Vidas rescatadas de un conflicto olvidado

Una casa para devolver la esperanza a mujeres violadas en RD del Congo

(Texto: María Gómez / Fotos: África Tumaini) “Me llamo Kinja Solange. Tengo 14 años y nací en Ihembe (Nindja, República Democrática del Congo). Habíamos vuelto de trabajar en el campo y era ya de noche cuando sentimos que empujaban la puerta. Entraron en nuestra casa unos militares que hablaban kinyaruanda [la lengua de Ruanda] y kishwahili [la lengua más hablada en África] con acento ruandés. Nos pidieron dinero. Mi padre les dio tres conejos y todo el dinero que teníamos. Después cogieron toda la ropa. Me encontraron donde estaba escondida y le dijeron a mi padre: ‘Nos llevamos a ésta, será nuestra mujer’. Papá les suplicó que me dejaran, que era todavía una niña y que se lo llevaran a él. Pero ellos replicaron que si seguía hablando, le iban a matar. Me ataron las manos con el pañuelo de mi madre, después me bajaron hacia Cikundushi. Esa misma noche me violaron. Empecé a sangrar por aquí, abajo… Nos llevaron a la selva, no lejos de Nindja. Me violaban dos veces al día, día y noche. Había un señor que nos ‘guardaba’, pero él también, durante el día, cuando los demás no estaban, nos violaba”.

El javeriano P. Donato

Kinja Solange fue una de las nueve chicas secuestradas en aquella incursión y es una de las 200.000 jóvenes violadas en la República Democrática del Congo (RDC) desde 1998, el país donde, según Médicos sin Fronteras, se registran el 75% de los casos de violación a nivel mundial. Leer su testimonio estremece mucho menos que oírselo contar en persona. Cuando el P. Donato la conoció, probablemente sintió lo mismo que cuando supo de otros casos, en 2006, recién llegado a su Congo natal tras cuatro años estudiando Teología en España. A su regreso, este misionero javeriano se encontró con un fenómeno nunca visto: niñas obligadas a prostituirse, niñas que habían sido secuestradas como trofeo y repudiadas por sus familias; las que tenían más suerte, las que pudieron escapar de la muerte, acababan alojadas en ‘casas de tolerancia’ a cambio de vender su cuerpo, cobrándole menos al cliente si querían que éste se pusiera condón.
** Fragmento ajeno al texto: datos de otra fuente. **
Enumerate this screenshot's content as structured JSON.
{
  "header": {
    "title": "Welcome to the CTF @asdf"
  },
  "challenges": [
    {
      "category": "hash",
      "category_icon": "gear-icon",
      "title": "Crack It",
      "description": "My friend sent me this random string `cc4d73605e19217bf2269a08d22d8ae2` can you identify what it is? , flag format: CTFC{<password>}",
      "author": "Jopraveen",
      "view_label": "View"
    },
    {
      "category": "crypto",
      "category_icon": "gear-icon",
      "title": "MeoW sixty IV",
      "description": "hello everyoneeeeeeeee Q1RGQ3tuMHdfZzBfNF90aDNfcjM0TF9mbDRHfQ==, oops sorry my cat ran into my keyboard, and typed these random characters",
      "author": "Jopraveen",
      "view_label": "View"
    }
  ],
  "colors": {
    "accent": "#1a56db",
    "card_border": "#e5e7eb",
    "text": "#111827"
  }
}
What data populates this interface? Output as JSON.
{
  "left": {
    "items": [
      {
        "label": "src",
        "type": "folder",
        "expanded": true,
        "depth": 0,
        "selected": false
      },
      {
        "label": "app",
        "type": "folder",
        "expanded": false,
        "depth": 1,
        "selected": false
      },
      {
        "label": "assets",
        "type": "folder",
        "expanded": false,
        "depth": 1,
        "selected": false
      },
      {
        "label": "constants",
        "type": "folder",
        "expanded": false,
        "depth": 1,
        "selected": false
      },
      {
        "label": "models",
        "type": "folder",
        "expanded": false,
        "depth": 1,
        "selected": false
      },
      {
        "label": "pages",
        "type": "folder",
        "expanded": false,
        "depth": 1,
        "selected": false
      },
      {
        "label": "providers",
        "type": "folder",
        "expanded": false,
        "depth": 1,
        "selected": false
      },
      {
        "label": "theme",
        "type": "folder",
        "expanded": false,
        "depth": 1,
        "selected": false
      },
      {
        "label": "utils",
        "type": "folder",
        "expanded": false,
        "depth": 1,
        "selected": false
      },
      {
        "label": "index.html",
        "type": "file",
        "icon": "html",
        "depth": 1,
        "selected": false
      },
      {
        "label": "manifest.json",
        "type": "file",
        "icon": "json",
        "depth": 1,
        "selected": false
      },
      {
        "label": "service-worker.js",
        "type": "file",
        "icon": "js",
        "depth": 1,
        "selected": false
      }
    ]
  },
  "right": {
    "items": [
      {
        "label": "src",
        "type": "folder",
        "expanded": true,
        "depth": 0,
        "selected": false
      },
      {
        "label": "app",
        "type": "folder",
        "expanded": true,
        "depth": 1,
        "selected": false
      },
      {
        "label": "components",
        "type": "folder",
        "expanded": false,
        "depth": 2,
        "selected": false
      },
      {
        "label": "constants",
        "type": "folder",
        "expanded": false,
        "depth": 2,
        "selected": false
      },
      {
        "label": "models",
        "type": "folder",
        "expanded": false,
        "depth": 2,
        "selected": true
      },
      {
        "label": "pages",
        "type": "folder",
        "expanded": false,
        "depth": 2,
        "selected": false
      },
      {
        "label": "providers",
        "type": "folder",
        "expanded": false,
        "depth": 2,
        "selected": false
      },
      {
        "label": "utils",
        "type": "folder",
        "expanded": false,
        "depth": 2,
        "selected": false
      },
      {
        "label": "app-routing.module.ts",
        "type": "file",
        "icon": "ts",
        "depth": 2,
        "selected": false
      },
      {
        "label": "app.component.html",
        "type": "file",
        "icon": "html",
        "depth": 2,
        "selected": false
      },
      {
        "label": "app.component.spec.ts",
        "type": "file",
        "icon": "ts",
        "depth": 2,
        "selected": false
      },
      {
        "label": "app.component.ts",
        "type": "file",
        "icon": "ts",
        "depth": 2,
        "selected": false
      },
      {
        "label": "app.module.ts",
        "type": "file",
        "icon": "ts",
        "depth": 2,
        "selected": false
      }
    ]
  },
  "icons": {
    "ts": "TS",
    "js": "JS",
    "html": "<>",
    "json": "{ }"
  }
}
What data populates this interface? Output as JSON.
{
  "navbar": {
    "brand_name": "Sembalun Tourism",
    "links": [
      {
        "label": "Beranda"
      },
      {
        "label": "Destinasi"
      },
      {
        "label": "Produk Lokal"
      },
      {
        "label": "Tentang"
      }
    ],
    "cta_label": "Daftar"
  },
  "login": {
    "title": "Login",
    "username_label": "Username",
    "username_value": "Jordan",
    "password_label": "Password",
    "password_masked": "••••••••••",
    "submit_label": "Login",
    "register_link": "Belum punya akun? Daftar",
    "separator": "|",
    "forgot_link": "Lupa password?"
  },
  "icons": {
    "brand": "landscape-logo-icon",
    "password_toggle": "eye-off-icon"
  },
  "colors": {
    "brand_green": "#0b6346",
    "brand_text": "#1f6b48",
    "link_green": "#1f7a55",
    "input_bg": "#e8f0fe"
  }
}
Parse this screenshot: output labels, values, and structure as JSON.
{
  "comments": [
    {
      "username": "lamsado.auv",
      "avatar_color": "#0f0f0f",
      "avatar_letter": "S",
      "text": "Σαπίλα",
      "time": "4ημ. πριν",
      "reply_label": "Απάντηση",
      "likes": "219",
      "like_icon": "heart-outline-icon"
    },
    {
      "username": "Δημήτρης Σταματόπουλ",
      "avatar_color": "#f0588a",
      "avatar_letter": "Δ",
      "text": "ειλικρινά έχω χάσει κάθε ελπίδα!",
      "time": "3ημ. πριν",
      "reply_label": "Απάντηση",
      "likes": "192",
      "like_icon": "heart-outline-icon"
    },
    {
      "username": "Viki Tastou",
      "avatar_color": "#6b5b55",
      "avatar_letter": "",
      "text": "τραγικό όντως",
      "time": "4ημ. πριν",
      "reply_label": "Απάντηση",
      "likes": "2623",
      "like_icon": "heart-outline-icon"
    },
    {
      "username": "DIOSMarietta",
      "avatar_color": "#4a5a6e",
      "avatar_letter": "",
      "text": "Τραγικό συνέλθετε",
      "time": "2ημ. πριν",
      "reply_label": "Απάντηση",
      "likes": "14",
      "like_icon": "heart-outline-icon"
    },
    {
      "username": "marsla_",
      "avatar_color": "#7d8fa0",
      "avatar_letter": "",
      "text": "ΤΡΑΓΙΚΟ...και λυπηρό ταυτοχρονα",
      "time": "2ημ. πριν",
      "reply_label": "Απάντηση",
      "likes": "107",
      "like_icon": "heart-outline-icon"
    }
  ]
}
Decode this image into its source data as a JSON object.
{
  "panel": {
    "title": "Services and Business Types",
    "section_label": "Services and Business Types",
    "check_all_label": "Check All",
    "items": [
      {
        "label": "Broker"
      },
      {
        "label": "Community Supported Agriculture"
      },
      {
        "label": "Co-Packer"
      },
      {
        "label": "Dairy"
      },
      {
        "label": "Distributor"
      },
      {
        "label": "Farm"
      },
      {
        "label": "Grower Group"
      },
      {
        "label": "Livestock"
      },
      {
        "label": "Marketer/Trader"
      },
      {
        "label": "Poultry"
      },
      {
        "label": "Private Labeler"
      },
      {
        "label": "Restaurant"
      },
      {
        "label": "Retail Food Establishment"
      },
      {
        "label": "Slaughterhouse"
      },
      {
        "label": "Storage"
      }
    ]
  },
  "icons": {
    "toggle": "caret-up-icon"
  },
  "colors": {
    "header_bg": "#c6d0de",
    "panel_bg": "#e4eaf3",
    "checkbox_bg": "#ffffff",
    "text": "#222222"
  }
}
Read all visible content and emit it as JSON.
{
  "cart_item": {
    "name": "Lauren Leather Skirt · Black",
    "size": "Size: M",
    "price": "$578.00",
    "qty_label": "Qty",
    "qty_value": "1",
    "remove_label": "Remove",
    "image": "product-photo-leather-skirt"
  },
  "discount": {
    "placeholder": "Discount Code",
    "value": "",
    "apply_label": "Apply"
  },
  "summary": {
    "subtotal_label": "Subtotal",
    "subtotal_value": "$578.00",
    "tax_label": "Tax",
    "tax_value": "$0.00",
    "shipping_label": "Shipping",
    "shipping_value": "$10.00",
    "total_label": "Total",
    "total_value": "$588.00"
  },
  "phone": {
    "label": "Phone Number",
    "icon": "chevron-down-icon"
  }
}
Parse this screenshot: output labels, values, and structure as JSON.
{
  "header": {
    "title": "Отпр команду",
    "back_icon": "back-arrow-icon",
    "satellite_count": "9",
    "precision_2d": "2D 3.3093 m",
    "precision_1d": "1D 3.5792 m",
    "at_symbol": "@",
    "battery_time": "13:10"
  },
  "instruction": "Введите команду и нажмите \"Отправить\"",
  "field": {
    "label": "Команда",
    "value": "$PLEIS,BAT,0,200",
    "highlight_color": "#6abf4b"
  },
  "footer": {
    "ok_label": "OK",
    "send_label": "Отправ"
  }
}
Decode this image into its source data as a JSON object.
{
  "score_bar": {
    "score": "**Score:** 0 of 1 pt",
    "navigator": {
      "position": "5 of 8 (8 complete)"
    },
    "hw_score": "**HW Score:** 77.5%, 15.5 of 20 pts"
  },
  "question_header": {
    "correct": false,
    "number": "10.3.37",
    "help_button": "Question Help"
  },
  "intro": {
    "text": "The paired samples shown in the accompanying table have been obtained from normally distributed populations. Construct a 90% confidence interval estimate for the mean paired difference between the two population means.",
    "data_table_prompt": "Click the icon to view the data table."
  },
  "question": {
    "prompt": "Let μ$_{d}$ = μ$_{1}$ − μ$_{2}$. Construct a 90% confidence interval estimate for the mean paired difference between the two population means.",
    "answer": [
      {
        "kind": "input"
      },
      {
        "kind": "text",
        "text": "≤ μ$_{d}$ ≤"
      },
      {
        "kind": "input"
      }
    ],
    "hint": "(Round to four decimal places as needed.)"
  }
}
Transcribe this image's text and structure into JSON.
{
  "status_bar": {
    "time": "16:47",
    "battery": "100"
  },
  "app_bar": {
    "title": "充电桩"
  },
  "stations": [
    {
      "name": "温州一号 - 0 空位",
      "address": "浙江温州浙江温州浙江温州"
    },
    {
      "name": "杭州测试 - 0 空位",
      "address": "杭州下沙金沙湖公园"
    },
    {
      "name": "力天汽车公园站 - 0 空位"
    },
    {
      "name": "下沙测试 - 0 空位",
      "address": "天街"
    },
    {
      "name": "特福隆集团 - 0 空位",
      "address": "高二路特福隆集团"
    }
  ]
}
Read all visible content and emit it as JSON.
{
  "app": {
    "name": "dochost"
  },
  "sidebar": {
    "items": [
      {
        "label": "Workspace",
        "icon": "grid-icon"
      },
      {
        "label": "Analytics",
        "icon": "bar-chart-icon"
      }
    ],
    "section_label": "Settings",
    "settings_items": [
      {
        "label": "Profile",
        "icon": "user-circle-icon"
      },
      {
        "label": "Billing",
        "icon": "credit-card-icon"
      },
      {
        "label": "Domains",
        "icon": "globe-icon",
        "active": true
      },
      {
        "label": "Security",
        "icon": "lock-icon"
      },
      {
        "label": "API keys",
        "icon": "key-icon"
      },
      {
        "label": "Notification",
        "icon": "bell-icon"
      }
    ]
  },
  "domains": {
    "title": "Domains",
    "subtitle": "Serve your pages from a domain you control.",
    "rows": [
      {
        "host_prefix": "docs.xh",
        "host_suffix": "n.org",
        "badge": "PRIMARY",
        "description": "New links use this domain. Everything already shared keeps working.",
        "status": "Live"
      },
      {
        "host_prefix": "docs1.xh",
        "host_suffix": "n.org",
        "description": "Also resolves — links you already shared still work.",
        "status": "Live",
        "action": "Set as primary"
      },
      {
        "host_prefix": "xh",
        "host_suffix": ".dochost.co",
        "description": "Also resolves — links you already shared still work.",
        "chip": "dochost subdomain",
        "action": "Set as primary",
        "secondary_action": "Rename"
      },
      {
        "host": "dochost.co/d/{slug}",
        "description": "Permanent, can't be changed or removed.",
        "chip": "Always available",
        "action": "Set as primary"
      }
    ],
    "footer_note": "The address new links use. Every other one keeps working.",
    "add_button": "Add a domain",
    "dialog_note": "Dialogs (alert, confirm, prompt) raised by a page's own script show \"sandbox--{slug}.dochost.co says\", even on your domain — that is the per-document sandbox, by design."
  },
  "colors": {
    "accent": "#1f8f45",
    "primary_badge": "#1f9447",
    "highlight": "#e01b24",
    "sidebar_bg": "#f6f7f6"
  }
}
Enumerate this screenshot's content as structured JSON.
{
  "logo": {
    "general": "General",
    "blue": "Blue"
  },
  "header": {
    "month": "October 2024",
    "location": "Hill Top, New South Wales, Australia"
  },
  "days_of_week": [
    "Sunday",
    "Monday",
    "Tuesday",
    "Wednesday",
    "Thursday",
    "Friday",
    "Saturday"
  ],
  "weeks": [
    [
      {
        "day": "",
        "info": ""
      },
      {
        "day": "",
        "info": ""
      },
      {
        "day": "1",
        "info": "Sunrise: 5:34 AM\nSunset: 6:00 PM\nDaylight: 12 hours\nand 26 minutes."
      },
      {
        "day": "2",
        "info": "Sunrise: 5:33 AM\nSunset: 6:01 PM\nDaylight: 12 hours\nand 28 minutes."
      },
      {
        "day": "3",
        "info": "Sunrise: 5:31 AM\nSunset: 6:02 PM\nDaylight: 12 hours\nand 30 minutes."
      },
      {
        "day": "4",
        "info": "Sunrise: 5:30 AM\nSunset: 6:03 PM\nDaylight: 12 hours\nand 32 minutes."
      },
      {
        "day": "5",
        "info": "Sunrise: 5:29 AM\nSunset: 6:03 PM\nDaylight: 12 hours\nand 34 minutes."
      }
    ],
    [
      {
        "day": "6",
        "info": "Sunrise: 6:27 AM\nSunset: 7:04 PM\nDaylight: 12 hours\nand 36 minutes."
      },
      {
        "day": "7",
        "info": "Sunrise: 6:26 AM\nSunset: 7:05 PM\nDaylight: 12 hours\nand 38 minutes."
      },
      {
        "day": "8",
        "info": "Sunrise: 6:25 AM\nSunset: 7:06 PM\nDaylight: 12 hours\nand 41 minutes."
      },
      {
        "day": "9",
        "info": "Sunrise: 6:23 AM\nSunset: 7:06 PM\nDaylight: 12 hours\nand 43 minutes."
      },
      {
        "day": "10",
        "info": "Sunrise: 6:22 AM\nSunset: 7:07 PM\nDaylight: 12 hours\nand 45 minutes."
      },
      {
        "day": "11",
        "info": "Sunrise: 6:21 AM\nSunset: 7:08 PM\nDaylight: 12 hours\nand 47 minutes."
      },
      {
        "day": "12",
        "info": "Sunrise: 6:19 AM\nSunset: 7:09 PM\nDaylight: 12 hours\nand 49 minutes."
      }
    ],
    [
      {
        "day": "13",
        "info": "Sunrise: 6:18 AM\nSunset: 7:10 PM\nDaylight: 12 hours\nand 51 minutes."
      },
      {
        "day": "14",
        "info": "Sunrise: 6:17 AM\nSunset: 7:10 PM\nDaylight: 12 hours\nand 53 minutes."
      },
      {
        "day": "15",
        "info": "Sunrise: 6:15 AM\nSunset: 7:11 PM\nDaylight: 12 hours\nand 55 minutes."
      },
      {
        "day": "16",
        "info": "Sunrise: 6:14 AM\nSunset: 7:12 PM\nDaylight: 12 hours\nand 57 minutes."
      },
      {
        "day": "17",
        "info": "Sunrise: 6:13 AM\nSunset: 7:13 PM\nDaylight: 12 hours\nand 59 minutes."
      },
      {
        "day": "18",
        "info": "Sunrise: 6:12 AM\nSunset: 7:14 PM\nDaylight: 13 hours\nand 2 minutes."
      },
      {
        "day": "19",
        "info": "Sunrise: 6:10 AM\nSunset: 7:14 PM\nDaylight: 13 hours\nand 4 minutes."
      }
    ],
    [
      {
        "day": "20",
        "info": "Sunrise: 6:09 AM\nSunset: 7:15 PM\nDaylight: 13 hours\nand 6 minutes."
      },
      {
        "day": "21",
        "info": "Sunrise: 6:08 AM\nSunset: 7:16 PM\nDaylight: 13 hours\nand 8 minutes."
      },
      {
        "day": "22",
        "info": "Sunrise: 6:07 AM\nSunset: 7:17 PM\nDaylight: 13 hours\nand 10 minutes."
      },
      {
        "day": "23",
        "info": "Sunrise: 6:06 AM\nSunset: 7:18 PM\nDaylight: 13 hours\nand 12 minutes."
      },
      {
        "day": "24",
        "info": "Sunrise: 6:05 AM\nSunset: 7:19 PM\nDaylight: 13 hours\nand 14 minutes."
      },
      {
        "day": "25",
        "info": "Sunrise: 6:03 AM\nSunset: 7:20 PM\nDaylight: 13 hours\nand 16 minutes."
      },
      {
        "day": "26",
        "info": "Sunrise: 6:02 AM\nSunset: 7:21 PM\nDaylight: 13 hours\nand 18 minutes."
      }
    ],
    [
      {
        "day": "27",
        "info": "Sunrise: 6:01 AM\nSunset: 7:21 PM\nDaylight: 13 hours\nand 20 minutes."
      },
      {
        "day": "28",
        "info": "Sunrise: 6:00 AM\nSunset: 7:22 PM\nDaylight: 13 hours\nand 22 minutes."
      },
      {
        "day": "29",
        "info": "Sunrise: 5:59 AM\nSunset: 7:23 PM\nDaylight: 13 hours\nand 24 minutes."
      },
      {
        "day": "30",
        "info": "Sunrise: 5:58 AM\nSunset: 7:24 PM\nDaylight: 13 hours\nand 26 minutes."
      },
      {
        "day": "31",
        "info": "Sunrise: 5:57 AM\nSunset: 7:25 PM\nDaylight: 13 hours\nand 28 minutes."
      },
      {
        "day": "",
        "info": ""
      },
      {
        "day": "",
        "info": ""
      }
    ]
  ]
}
“Lo que sentí –explica el P. Donato a Vida Nueva desde Bukavu– fue una rebelión ante una situación que deshumaniza a unas inocentes, víctimas de una guerra injusta e injustificada. Sentí que había que hacer algo, porque las mujeres son los pilares de nuestra sociedad. No sabía por dónde empezar, pero tenía las tripas tan revueltas que no me podía quedar con los brazos cruzados”. La rabia le llevó a movilizar a sus contactos en España. Quería montar un centro de referencia donde las chicas pudiesen tener un techo, recuperarse de lo que habían pasado en un ambiente familiar y recibir una formación para que el día de mañana lograsen una cierta autonomía.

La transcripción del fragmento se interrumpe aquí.